Important port for SHIP-1 at Dok-3

The Dok family of cytosolic adaptor proteins consists of 7 members. Dok-1, Dok-2, and Dok-3 are closely related and function as negative signaling regulators. They are predominantly expressed in hematopoietic cells and share similar pleckstrin homology (PH) and phosphotyrosine binding (PTB) domain structural elements (see figure). Dok-3 (also called DOKL) is expressed in B lymphocytes, mast cells, and myeloid cells.^1,2 

In B cells, Dok-3 has been shown to be rapidly tyrosine phosphorylated upon antigen receptor (BCR) engagement, which promotes recruitment of SH2 domain-containing 5′-inositol phosphatase-1 (SHIP-1) to mediate negative signaling (see figure).^2,3  Previous reports demonstrated that overexpression of Dok-3 in B-cell lines can suppress BCR-stimulated cytokine production, NFAT activation, and JNK activation, while calcium mobilization and activation of other MAP kinases were unaffected.^2,3  In contrast, overexpression of a mutant form of Dok-3 lacking C-terminal tyrosine residues required for SHIP-1 association resulted in enhancement of the same responses upon BCR engagement.²  Csk can also be recruited to tyrosine-phosphorylated Dok-3 (see figure), but this inhibitory protein tyrosine kinase reportedly is not responsible for mediating the negative signaling functions described.^2,–4 

More recent studies have established that tyrosine-phosphorylated Dok-3 can also recruit the Grb2 adaptor (see figure).^4,5  Evidence for 2 negative impacts from this interaction have been reported: 1) The Dok-3/Grb2 complex is directly involved in diminishing calcium signaling in response to BCR engagement⁵ ; and 2) Dok-3 sequesters Grb2 away from the GTP exchange factor (GEF) Sos, thereby preventing efficient activation of the Ras/ERK cascade.⁴  Related to the latter report, overexpression of wild-type Dok-3 has been shown to inhibit v-Abl–induced ERK activation and to blunt the transforming capacity of v-Abl.¹ 

In this issue of Blood, Ng and colleagues present the first characterization of B cells from Dok-3–deficient mice. These mice were found to have normal B-cell development, but elevated levels of serum immunoglobulin M (IgM) and potentiated antibody responses to T-independent antigens. Furthermore, the B cells from these mice proliferated significantly more robustly and demonstrated enhanced calcium signaling in response to BCR crosslinking. In addition, BCR-stimulated activation of NFκB, JNK, and p38 were potentiated in Dok-3–deficient B cells. In contrast to previous studies in cell lines, however, ERK activation was not altered in Dok-3–deficient B cells. Further work is required to establish the basis for the seemingly contradictory impacts on ERK. The authors have also provided evidence that SHIP-1 recruitment to the plasma membrane is normal in Dok-3–deficient B cells, but tyrosine phosphorylation of the enzyme is diminished. This intriguing result suggests that Dok-3 serves as a platform to bring a protein tyrosine kinase in contact with SHIP-1, which is important for activating catalytic function of the inositol phosphatase.
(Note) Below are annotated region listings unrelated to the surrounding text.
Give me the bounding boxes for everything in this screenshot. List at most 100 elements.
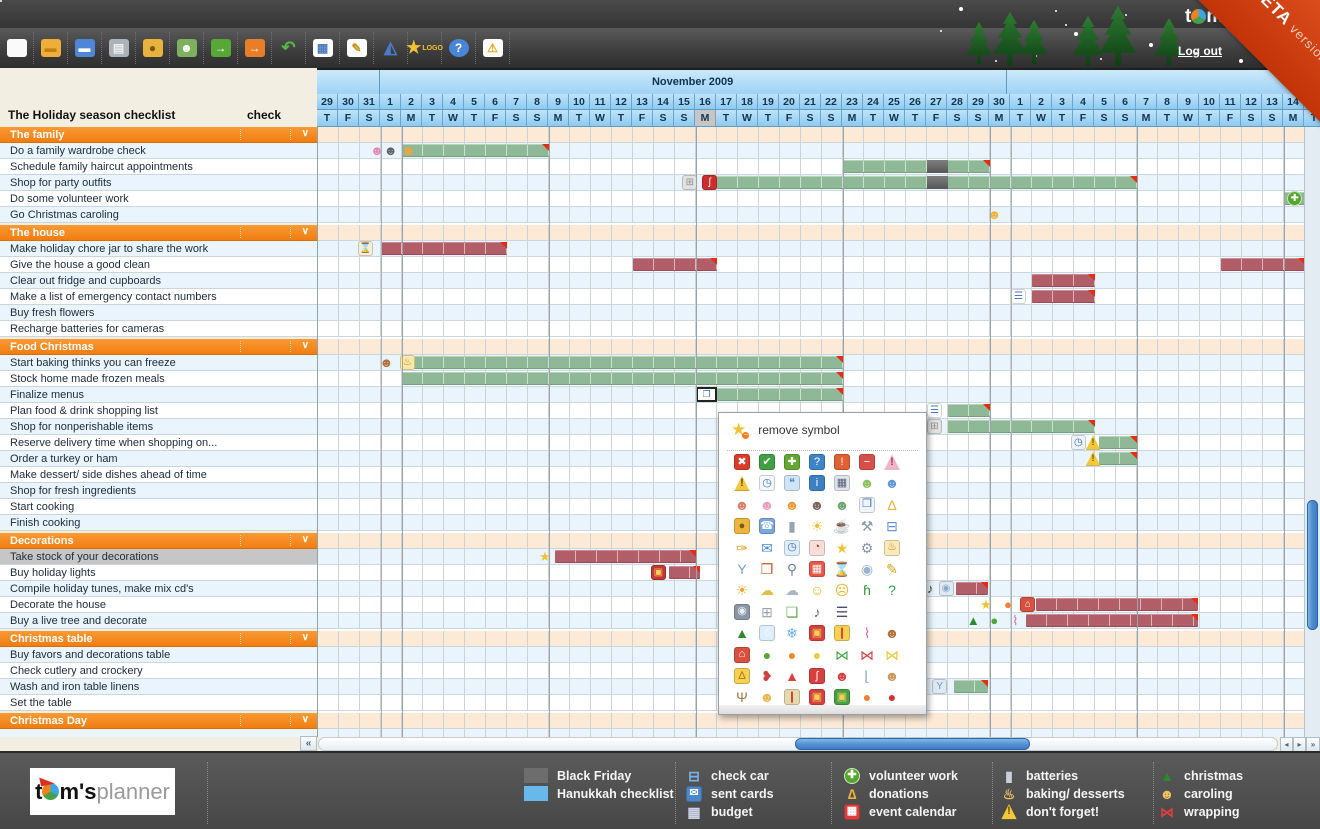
person-orange-icon[interactable]: ☻ (784, 497, 800, 513)
alarm-clock-red-icon[interactable]: ◔ (809, 539, 825, 556)
flip-button[interactable]: ◭ (374, 32, 408, 64)
task-label-row[interactable]: Finalize menus (0, 387, 317, 403)
day-letter-cell[interactable]: M (1283, 110, 1304, 127)
date-cell[interactable]: 6 (1115, 94, 1136, 110)
chevron-down-icon[interactable]: ∨ (302, 534, 309, 545)
day-letter-cell[interactable]: T (1052, 110, 1073, 127)
date-cell[interactable]: 3 (422, 94, 443, 110)
date-cell[interactable]: 3 (1052, 94, 1073, 110)
red-bar[interactable] (1036, 598, 1198, 611)
battery-icon[interactable]: ▮ (784, 518, 800, 534)
alert-icon[interactable]: ! (834, 454, 850, 470)
date-cell[interactable]: 5 (464, 94, 485, 110)
chevron-down-icon[interactable]: ∨ (302, 714, 309, 725)
ornament-yellow-icon[interactable]: ● (809, 647, 825, 663)
date-cell[interactable]: 21 (800, 94, 821, 110)
chevron-down-icon[interactable]: ∨ (302, 226, 309, 237)
red-bar[interactable] (633, 258, 717, 271)
date-cell[interactable]: 4 (1073, 94, 1094, 110)
day-letter-cell[interactable]: S (527, 110, 548, 127)
section-header[interactable]: Decorations ∨ (0, 533, 317, 549)
share-users-button[interactable]: ☻ (170, 32, 204, 64)
task-gantt-row[interactable] (318, 289, 1320, 305)
day-letter-cell[interactable]: W (1031, 110, 1052, 127)
date-cell[interactable]: 17 (716, 94, 737, 110)
warning-pink-icon[interactable]: ! (884, 454, 900, 470)
green-bar[interactable] (843, 160, 990, 173)
bow-green-icon[interactable]: ⋈ (834, 647, 850, 663)
day-letter-cell[interactable]: F (1220, 110, 1241, 127)
task-label-row[interactable]: Decorate the house (0, 597, 317, 613)
alarm-clock-blue-icon[interactable]: ◷ (784, 539, 800, 556)
day-letter-cell[interactable]: S (821, 110, 842, 127)
help-button[interactable]: ? (442, 32, 476, 64)
edit-notes-button[interactable]: ✎ (340, 32, 374, 64)
date-cell[interactable]: 28 (947, 94, 968, 110)
selected-cell[interactable]: ❐ (696, 387, 717, 402)
date-cell[interactable]: 30 (989, 94, 1010, 110)
numbered-list-icon[interactable]: ☰ (834, 604, 850, 620)
day-letter-cell[interactable]: T (569, 110, 590, 127)
envelope-icon[interactable]: ✉ (686, 785, 702, 802)
info-icon[interactable]: i (809, 475, 825, 492)
task-label-row[interactable]: Clear out fridge and cupboards (0, 273, 317, 289)
task-label-row[interactable]: Buy holiday lights (0, 565, 317, 581)
person-blue-icon[interactable]: ☻ (884, 475, 900, 491)
stocking-icon[interactable]: ʃ (809, 668, 825, 684)
gift-red-icon[interactable]: ▣ (809, 625, 825, 642)
day-letter-cell[interactable]: T (464, 110, 485, 127)
date-cell[interactable]: 9 (1178, 94, 1199, 110)
calendar-icon[interactable]: ▦ (844, 803, 860, 820)
task-label-row[interactable]: Schedule family haircut appointments (0, 159, 317, 175)
date-cell[interactable]: 29 (317, 94, 338, 110)
star-icon[interactable]: ★ (834, 540, 850, 556)
fax-phone-icon[interactable]: ☎ (759, 518, 775, 535)
coffee-cup-icon[interactable]: ☕ (833, 518, 850, 534)
date-cell[interactable]: 30 (338, 94, 359, 110)
red-bar[interactable] (555, 550, 696, 563)
day-letter-cell[interactable]: T (716, 110, 737, 127)
numbered-list-icon[interactable]: ☰ (927, 403, 942, 418)
date-cell[interactable]: 14 (653, 94, 674, 110)
date-cell[interactable]: 16 (695, 94, 716, 110)
task-label-row[interactable]: Wash and iron table linens (0, 679, 317, 695)
day-letter-cell[interactable]: S (947, 110, 968, 127)
collapse-panel-button[interactable]: « (300, 736, 317, 751)
date-cell[interactable]: 5 (1094, 94, 1115, 110)
lock-button[interactable]: ● (136, 32, 170, 64)
christmas-tree-icon[interactable]: ▲ (1159, 768, 1175, 784)
bell-icon[interactable]: ∆ (734, 668, 750, 684)
day-letter-cell[interactable]: F (632, 110, 653, 127)
date-cell[interactable]: 11 (1220, 94, 1241, 110)
teddy-bear-icon[interactable]: ☻ (884, 668, 900, 684)
print-button[interactable]: ▤ (102, 32, 136, 64)
pencil-icon[interactable]: ✎ (884, 561, 900, 577)
task-gantt-row[interactable] (318, 191, 1320, 207)
music-note-icon[interactable]: ♪ (809, 604, 825, 620)
person-dark-icon[interactable]: ☻ (809, 497, 825, 513)
date-cell[interactable]: 26 (905, 94, 926, 110)
magnifier-icon[interactable]: ⚲ (784, 561, 800, 577)
day-letter-cell[interactable]: F (779, 110, 800, 127)
ornament-orange-icon[interactable]: ● (784, 647, 800, 663)
day-letter-cell[interactable]: M (1136, 110, 1157, 127)
open-book-icon[interactable]: ❐ (859, 496, 875, 513)
date-cell[interactable]: 13 (632, 94, 653, 110)
clock-icon[interactable]: ◷ (759, 475, 775, 492)
day-letter-cell[interactable]: W (737, 110, 758, 127)
date-cell[interactable]: 8 (527, 94, 548, 110)
chevron-down-icon[interactable]: ∨ (302, 340, 309, 351)
date-cell[interactable]: 13 (1262, 94, 1283, 110)
stop-icon[interactable]: ✖ (734, 454, 750, 470)
gift-green-icon[interactable]: ▣ (834, 689, 850, 706)
task-label-row[interactable]: Take stock of your decorations (0, 549, 317, 565)
new-document-button[interactable] (0, 32, 34, 64)
gift-bag-icon[interactable]: ▣ (650, 565, 666, 580)
chart-warning-button[interactable]: ⚠ (476, 32, 510, 64)
stocking-icon[interactable]: ʃ (702, 175, 718, 190)
question-green-icon[interactable]: ? (884, 582, 900, 598)
date-cell[interactable]: 18 (737, 94, 758, 110)
task-label-row[interactable]: Go Christmas caroling (0, 207, 317, 223)
calculator-icon[interactable]: ▦ (834, 475, 850, 492)
day-letter-cell[interactable]: S (506, 110, 527, 127)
As an extension of the previous studies in cell lines, the studies of Ng and colleagues significantly improve our understanding of the role of Dok-3 in normal B-cell biology. Furthermore, in contrast to Dok-1, which was previously shown to elicit negative regulation of BCR signaling through FcγRIIb, the current work establishes a more direct role for Dok-3 in attenuating BCR signaling responses. Thus, while both Dok-1 and Dok-3 negatively regulate the BCR, they function in a non-redundant manner.